Due to safety, labour and fishing practice concerns foreign-flagged boats will no longer be able to legally fish this country's waters in four years' time.

The Government's move follows a ministerial inquiry into foreign charter vessels, sparked by the deadly sinking of the South Korean-flagged Oyang 70 off the Otago coast in 2010 and allegations of physical and sexual abuse on the Oyang 75, another South Korean vessel.

Labour Minister Kate Wilkinson said such vessels will have to be reflagged to New Zealand following the four-year transition period. That means the full range of local law, including employment relations and workplace health and safety, will apply, she said.
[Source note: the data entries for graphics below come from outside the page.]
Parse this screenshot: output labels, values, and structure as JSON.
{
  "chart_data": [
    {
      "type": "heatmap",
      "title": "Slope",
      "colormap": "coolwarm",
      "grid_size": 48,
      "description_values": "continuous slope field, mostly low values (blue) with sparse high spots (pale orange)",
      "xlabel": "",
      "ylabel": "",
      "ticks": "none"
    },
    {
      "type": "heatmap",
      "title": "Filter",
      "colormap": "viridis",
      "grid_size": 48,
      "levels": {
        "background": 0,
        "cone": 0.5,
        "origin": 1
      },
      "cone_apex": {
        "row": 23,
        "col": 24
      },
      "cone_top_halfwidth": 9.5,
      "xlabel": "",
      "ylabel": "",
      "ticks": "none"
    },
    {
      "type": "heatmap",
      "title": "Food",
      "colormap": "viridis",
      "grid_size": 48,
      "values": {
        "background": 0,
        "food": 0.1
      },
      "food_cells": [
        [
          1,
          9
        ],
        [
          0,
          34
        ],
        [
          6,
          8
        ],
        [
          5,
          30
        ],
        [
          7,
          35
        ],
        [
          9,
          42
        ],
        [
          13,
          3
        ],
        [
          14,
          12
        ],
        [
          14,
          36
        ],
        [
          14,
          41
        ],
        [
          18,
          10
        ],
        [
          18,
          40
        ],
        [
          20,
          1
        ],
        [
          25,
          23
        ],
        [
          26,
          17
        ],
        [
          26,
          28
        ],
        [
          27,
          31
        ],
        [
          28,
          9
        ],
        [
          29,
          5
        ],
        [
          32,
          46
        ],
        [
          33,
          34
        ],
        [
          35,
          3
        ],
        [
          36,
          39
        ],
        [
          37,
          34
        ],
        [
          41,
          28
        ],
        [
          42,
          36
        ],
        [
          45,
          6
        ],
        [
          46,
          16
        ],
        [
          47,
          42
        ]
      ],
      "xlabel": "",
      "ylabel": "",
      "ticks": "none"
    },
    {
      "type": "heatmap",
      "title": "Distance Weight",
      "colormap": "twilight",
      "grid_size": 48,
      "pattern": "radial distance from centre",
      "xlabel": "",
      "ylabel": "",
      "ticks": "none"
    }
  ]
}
Out of the roughly 25 boats operated by Sanford, Barratt said four were foreign-flagged charter vessels. Shares in the Auckland-based company dropped 5c to close at $4.05 last night.

Barratt said Sanford could acquire its own vessels instead of reflagging foreign charter boats. He said it was too early to give details on the costs involved.

Barratt said using foreign-flagged vessels improved market access into some countries, such as South Korea, where import tariffs were higher on fish caught on New Zealand-flagged boats.

"If we can achieve some kind of market access arrangements for New Zealand-flagged vessels that would be a significant advantage."

Ngahiwi Tomoana, the former chairman of Te Ohu Kaimoana, the governing body of iwi-owned Aotearoa Fisheries, said reflagging could see Maori going back to the Government for compensation if commercial returns decreased.

Sealord chief executive Graham Stuart, whose company uses three foreign charter vessels, welcomed the move.